The mining industry proves executive pay is broken – by Tim Kiladze (Globe and Mail – December 15, 2016)

http://www.theglobeandmail.com/

The global mining boom went bust years ago, but somehow, the board of directors at Teck Resources Ltd. missed the news. From 2011 to 2015, the mining giant, which specializes in coal, copper and zinc, paid chief executive officer Don Lindsay roughly $10-million a year on average – among the most of any CEO in the country.

Over the same time frame, Teck’s stock tanked. From their postcrisis peak in January, 2011, to the depths they reached last December, the miner’s shares fell more than 90 per cent. Even after a big rebound this year, they’re still down by more than half.

That the Teck CEO’s pay barely budged as shareholders suffered is bad enough. But the split between long-term shareholders’ fortunes and Mr. Lindsay’s is about to widen: With the shares on a tear, soaring 432 per cent this year on the back of recovering commodity prices and a more manageable debt load, Teck executives will be swimming in money because of the way the company gives out options and other stock-based pay.

Teck’s erratic results help illustrate one of the serious flaws in the way we pay executives.

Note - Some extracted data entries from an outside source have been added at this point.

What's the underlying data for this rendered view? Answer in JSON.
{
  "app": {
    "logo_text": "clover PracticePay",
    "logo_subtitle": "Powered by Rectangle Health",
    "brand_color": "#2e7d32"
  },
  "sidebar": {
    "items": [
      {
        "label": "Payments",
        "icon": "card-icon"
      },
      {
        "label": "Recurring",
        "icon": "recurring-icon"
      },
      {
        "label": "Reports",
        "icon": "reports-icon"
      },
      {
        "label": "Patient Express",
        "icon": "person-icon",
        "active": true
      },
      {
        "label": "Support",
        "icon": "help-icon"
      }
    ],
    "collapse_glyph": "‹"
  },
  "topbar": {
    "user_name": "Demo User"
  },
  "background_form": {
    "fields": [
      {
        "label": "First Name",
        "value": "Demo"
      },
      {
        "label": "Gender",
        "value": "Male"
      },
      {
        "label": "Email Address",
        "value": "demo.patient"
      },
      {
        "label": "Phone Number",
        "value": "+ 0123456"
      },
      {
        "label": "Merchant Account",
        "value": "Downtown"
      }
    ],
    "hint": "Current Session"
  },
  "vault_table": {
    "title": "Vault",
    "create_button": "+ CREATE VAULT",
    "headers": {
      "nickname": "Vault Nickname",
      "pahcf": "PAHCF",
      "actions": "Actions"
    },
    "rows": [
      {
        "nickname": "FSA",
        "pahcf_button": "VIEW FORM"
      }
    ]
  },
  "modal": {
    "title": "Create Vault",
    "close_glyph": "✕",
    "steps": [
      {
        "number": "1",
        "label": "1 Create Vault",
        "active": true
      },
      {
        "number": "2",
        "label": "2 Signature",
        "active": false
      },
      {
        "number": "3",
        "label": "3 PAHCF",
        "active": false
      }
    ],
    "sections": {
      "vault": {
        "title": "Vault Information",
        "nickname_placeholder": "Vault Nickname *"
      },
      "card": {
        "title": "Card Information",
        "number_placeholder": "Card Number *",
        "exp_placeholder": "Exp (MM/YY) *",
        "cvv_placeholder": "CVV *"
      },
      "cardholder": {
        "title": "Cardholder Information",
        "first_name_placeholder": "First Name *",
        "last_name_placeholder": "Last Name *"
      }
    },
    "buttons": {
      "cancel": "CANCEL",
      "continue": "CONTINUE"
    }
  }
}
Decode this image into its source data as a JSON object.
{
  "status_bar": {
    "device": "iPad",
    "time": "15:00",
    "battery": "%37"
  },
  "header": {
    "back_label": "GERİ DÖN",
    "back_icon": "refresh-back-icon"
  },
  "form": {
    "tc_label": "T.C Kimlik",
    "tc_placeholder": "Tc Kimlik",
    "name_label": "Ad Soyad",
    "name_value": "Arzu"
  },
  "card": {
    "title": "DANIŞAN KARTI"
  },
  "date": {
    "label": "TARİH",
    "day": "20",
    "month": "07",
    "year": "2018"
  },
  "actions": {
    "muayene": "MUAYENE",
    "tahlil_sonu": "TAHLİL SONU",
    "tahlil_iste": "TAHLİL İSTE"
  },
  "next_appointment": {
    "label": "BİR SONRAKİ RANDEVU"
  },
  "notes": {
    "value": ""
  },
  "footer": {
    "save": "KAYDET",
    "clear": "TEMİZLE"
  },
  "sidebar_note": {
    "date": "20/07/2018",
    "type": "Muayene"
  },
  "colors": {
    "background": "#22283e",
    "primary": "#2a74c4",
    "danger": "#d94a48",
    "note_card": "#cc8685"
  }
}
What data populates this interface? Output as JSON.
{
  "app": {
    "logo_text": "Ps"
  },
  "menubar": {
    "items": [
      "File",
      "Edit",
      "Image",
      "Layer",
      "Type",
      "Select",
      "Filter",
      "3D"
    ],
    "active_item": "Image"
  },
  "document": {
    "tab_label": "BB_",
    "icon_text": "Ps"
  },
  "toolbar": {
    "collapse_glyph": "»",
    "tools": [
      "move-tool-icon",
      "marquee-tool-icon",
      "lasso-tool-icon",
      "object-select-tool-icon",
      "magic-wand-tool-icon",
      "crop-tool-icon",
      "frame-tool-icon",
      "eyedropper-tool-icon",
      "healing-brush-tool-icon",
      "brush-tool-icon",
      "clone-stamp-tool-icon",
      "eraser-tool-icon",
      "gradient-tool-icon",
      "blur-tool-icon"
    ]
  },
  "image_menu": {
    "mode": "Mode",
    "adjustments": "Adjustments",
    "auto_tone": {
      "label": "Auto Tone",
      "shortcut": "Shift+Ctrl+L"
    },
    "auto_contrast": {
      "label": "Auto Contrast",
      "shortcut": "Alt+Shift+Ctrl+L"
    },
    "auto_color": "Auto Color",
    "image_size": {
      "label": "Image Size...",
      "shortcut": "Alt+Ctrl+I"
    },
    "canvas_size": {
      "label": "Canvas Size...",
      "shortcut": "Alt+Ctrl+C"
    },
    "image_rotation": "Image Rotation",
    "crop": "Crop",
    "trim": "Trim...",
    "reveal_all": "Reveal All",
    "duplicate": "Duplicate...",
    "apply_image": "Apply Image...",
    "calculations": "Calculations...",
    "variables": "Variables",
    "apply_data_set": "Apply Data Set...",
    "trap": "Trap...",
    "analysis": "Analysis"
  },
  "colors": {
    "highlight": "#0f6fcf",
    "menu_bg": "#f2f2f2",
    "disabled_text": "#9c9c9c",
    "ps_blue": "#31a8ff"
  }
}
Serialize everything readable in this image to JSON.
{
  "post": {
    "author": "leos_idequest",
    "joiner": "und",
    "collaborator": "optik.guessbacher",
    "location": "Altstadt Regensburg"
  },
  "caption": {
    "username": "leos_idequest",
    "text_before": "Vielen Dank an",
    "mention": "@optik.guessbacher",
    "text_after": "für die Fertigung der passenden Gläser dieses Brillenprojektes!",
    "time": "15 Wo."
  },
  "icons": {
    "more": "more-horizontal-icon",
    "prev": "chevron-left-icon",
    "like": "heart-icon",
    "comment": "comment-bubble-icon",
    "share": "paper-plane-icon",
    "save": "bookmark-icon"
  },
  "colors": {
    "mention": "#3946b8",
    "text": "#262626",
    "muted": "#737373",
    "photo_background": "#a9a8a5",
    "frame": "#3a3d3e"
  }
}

The compensation consulting community that advises boards swears that share-based pay is the best way to reward leaders, because it links incomes with performance for investors.

But share-based pay is far from perfect – and its weaknesses are exposed when CEOs of cyclical commodity companies are given large dollops of it. When executives are handed stock – or worse, options – at lower and lower prices every single year during the downturn, their gains are torqued when the cyclical rebound takes hold. Canada is full of such companies.